We expect Russia’s Finance Ministry to roll out a single scheme for foreign corporate Eurobond payments that would involve rouble settlements through the National Settlement Depositary (NSD). As soon as it is launched, the spread gap between offshore Russian Eurobonds via Euroclear and those via NSD will narrow significantly (most bonds at NSD are traded at par now). Thus, bonds at Euroclear which still trade at a significant discount look like an attractive investment target for buyers from Russia and “friendly” countries.
We still assume that the risk of a cross default on Russia's external debt is low, given that the largest dedicated US and European funds sold most of their holdings at the early this year, so there wouldn’t be enough creditors left short to declare a default (required quorum or the threshold is usually holders of 25% of the outstanding bonds).
What happened? On June 3, the EU adopted the sixth package of sanctions against Russia. The National Settlement Depository (NSD), among others, was designated for its essential role in the functioning of Russia’s financial system, thus directly and indirectly enabling the Russian Government in its activities.
As we have pointed out before, the latest sanctions are not a game-changer. They only provide a legal pretext for blocking depository payments to Euroclear (already suspended since late February). However, the ban may have positive implications. It could bring investors in Russian Eurobonds closer to an understanding of how Russian external debt is to be paid out.
Our take There’s no single Eurobond repayment template available for Russian corporate borrowers as of now. Depending on the issuer (designated or not), funds are sent either to Euroclear, as before, or to NSD in the rouble equivalent. The detailed payment scheme is shown below.
Russian corporate Eurobonds payment scheme
Source: Finance Ministry, ITI Capital
In view of the recent sanctions, we believe the Russian government is highly likely to present a single payment mechanism for corporate borrowers soon that would involve rouble settlements through local payment infrastructure.
A single settlement channel is now being developed, as soon as it is launched the bonds at NSD, which so far trade almost at par, will see their premium over offshore bonds decline!

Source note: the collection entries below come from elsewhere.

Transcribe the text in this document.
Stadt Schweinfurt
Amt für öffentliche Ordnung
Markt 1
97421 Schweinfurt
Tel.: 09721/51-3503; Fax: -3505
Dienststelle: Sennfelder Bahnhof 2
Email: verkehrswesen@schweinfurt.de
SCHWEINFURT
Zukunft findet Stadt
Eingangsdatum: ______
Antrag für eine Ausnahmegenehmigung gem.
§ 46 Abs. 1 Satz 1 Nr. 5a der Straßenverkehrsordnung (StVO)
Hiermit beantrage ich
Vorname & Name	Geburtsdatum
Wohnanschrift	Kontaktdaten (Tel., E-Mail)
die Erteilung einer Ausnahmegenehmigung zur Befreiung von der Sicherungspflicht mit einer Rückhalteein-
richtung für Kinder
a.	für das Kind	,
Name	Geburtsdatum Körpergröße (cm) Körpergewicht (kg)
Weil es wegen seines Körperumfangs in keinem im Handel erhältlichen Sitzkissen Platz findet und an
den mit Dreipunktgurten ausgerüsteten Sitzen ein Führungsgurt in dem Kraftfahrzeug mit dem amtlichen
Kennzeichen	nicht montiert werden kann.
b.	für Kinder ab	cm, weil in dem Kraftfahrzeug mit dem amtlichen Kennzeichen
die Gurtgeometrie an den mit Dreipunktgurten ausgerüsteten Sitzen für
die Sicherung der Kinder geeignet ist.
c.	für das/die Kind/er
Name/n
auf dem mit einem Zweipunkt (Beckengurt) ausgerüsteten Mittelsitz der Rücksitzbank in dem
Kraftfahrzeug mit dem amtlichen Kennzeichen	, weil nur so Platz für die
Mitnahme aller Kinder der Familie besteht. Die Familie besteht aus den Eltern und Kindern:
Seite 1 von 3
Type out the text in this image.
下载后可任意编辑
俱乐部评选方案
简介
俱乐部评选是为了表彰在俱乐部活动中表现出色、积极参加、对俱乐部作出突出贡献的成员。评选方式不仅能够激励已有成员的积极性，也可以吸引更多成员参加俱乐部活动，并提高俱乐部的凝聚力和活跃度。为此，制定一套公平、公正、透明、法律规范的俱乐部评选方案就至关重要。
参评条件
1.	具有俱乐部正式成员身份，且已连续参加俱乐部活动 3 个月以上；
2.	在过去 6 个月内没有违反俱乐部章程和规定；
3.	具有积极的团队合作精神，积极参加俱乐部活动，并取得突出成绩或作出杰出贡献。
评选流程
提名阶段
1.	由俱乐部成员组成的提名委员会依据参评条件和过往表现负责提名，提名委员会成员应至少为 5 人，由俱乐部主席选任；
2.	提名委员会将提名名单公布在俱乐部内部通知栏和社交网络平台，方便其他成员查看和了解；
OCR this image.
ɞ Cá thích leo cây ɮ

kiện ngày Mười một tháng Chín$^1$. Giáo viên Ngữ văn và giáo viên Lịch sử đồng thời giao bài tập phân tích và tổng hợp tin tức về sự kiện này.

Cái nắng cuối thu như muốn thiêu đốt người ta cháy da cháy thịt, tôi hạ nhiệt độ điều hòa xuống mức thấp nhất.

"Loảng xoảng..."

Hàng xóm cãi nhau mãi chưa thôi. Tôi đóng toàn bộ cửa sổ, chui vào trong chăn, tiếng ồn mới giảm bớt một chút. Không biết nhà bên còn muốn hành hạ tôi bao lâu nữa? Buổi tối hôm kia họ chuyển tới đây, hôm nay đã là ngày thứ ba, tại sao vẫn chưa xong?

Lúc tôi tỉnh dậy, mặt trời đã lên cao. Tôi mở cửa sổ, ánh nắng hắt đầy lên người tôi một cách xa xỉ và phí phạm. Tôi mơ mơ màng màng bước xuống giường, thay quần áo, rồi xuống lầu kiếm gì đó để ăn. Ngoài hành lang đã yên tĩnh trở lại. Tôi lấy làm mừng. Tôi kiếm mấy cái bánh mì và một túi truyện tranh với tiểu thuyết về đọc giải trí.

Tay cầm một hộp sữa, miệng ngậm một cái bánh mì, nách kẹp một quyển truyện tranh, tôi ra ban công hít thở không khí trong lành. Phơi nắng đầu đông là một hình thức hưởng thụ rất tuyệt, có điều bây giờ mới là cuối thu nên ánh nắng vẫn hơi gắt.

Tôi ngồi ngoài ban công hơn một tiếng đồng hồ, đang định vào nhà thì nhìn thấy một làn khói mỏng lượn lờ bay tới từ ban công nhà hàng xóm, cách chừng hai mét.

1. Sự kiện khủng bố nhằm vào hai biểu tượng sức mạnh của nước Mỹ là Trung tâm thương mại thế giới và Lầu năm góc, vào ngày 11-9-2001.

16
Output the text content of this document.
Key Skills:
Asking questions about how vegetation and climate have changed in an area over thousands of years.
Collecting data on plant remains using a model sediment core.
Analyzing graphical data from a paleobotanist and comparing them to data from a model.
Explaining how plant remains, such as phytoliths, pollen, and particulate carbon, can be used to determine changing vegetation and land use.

Since the EU’s sanctions against NSD have dashed away all hopes of restoring the Euroclear-NSD settlement channel, Russia will have to launch its own internal settlement channel closing the price gap between offshore and onshore bonds.
In March, the Russian President signed a decree №95 that sets out a temporary procedure for Russian residents' transactions with persons from “unfriendly” states Until now, however, non-sanctioned issuers have typically sought a special approval from a sub-committee of the Russian Finance Ministry to make payments in the currency of the debt.
Issuers have opted for this scheme to the detriment of local investors (the funds do not reach them since the Euroclear-NRD settlements are blocked) in order to prevent a breach of the terms of the issue, i.e. a default that could be declared by foreign holders.
Now, as Russia is increasingly being pushed towards sovereign default (we do not rule out the NSD's designation by the US in the short run), we expect that the Finance Ministry will soon stop granting such approvals to companies and banks. Various schemes are reported to be worked out for further transactions with investors.
Rublization of external debt
In addition to rouble settlement scheme involving the NSD, the Ministry of Economic development is looking to issue “substitute” bonds in roubles under Russian legal scheme to repay Eurobonds. This instrument is proposed to be issued under a simplified scheme for redemption of outstanding Eurobonds (a scheme similar to that used with depositary receipts). Sovcombank was one of the first lenders to suggest that exchange of existing Eurobonds for a an equivalent new issue of local bonds but in roubles under Russian law.
Whatever option is chosen, we expect a single settlement channel for all corporate borrowers to be presented soon. As soon as it is launched, the premium of local over the offshore bonds should hit a new low (most bonds at NSD are priced at par now). Thus, bonds at Euroclear which still trade at a significant discount look like an attractive investment target for buyers from Russia and “friendly” countries.